MISSING!

Elise gave one glance at Patty's white, scared face and one glance
At Nurse Winnie's red, frightened face, and then she herself began
To scream.

"Stop that, Elise!" Patty cried, "it's bad enough to have my baby kidnapped, without your yelling like a Comanche! Hush, I tell you!"

But Elise wouldn't, or couldn't hush. The word "kidnapped" upset any composure she may have had left, and she burst into hysterical sobbing.

"Of course," she said brokenly, between sobs, "she's kidnapped! You and Bill are so—so wealthy and grand—she's just the child the kidnappers would pick out for ransom—and—"

"Don't—don't, Elise," begged Patty, her voice shaking; "I don't believe she's kidnapped at all.

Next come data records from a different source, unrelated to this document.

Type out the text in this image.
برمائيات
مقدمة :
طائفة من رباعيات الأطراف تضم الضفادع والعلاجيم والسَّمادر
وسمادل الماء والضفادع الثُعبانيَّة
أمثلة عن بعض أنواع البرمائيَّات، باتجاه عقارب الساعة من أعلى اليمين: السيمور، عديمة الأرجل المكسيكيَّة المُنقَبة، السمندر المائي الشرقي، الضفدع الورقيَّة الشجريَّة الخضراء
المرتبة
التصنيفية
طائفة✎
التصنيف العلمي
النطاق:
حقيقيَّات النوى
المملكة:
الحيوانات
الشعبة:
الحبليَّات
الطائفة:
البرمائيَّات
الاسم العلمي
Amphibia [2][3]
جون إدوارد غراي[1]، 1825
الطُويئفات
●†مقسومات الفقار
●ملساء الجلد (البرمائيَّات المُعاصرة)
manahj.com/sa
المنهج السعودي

It's far more likely Azalea took her out for a ride or something. She's crazy over the baby and she always wants to have her to herself, but, she says, Winnie won't let her."

"And indeed not!" spoke up the nurse. "Miss Thorpe,—she tosses the child about in a way that'd fair curdle your blood! That she does!"

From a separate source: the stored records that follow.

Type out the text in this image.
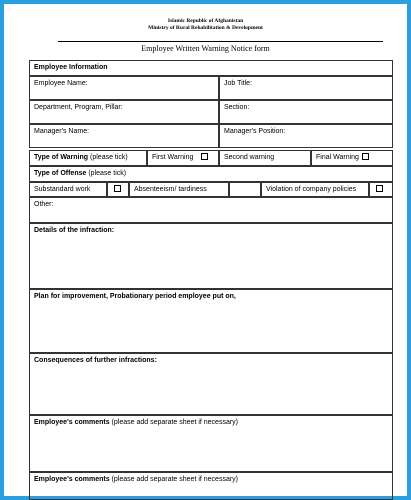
Islamic Republic of Afghanistan
Ministry of Rural Rehabilitation & Development
Employee Written Warning Notice form
Employee Information
Employee Name:	Job Title:
Department, Program, Pillar:	Section:
Manager's Name:	Manager's Position:
Type of Warning (please tick)	First Warning	Second warning	Final Warning
Type of Offense (please tick)
Substandard work	Absenteeism/ tardiness	Violation of company policies
Other:
Details of the infraction:
Plan for improvement, Probationary period employee put on,
Consequences of further infractions:
Employee's comments (please add separate sheet if necessary)
Employee's comments (please add separate sheet if necessary)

"That's true," said Patty. "You see, Bill pitches baby around just as he likes, and so Azalea thinks she may do the same."

"Then she did do that,—and she dropped her,—and maybe killed her!"

Elise voiced her new theory with a fresh burst of grief, and the idea struck a chill to Patty's heart. She took no stock in the kidnapping theory, for Winnie had left the child with Azalea, who would have fought off a horde of marauders before she let them carry off the little one. No, whatever had happened was doubtless Azalea's doing. But Elise's notion of an accident to Fleurette might come somewhere near the truth.